Kadınlar daha bir hak arar havada. Erkek yaklaşımı ise şu: bakın memuru deli ettiniz gitti, güvenlikçinin ne suçu var, bekliyoruz işte... bekleriz, ne var.

Aynen dendi bunlar. Bir sorun da numara sistemiydi; bu ne biçim sistem diye söyleniyordu içeri girdiğimde bazıları. Bazıları ise 3 saat beklese adamların ne suçu var beklerim diyor. Bunu ÇOK gözledim. pek çok yerde, ve bunu diyenler hep erkek :( 

NETİCE:
Güvenlikçinin işi ne belli değil. Bir ara TEPE'ye yazacağım.
Müdür "yöneticilik nediri" kanımca bilmiyor.
(Müdireye çıktık biz iki kadın, "her şey kontrol altında" deyip durdu!?!?!? "Sizde yöneticilik vasfı yok" dedi yanımdaki kadın. "Çok doğru" dedim.
"Müşterim vardı çıkamadım" demez mi bir de! "Yaaa demek aşağıdaki 30 kişi müşteri değil?!" dedik.)

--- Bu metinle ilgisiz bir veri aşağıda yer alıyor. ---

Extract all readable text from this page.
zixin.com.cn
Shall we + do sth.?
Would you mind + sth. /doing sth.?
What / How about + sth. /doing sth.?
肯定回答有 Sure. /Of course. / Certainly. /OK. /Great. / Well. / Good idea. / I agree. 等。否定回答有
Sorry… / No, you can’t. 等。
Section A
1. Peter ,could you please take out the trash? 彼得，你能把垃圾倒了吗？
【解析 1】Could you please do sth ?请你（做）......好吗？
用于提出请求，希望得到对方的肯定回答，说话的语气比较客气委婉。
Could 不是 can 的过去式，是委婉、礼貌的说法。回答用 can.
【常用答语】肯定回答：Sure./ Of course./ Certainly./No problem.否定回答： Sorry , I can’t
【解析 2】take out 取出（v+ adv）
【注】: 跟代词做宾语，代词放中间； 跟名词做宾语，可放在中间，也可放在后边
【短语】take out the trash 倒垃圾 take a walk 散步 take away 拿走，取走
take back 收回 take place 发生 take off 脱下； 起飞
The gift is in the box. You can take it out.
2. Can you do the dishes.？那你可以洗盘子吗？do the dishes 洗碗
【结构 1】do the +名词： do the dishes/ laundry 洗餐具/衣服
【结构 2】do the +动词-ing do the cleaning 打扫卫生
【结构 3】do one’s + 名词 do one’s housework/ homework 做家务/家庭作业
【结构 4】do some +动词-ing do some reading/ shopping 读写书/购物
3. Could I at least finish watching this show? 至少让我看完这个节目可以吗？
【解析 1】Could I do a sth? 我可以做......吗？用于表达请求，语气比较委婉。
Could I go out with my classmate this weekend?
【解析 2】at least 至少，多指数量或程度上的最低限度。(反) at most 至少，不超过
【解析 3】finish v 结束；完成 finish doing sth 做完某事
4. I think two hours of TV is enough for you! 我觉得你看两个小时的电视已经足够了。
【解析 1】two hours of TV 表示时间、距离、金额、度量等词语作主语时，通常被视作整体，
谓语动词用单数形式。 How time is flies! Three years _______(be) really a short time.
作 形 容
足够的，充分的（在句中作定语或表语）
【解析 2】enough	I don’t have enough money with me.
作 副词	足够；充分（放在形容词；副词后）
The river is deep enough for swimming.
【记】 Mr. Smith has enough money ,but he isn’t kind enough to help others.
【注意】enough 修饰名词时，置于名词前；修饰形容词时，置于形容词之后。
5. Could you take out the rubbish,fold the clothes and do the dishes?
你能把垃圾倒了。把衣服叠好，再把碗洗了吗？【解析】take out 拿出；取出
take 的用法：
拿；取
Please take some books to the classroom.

KADINLAR HAK ARIYOR SES EDİYOR. ERKEKLER SAÇMALIYOR, SÖZÜM MECLİSTEN DIŞARI,
memura hiç bir şey yapmamış olan iki yaşlı hanım deli etmiş adamı!!Adamı deli ettiniz, işinden olacak diyor iki nerkek. Demiyor ki adamın işi bu, delirecek ne var, yaşlı kadın ne yaptı da adam delirdi. Adamın başka dertleri olsa gerek.
Saçma sapan yani bunların mantık muhakeme akıl yürütmeleri.. Yani, ERKEKLERİN TÜMÜ MANTIKSIZDI, DAYAKLIKTI. Başka biri, söylenen biz birkaç kadına diedi ki "SİZ EV HANIMISINIZ HERHALDE, BEKLERSİNİZ BENİM TOPLANTIM VAR!!!!"

ONA DA GEREKENLERİ SÖYLEDİK.

DİĞERLERİ "BEN NEDEN ŞİKAYET EDEYİM, BEKLERİM" dediler. AYNEN BÖYLE DEDİLER.

Neticenin neticesi:
HİÇ BİR ŞEY ama HİÇ BİR ŞEY bu milletten/halktan/toplumun sabrını taşıramaz ve birlikte hiç bir şey yapılamaz.

Not: Bu arada, Emekli Sandığı, Levent şubesinde olan hesabımı almış başka --bana daha uzak ---  bir şubeye nakletmiş. Nedir gerekçesi. Şimdi bir de bununla uğraş. e-devlet şifresiyle girip değiştirilebiliyormuş. İyi de bana haber bile verilmeden neden değişiyor?!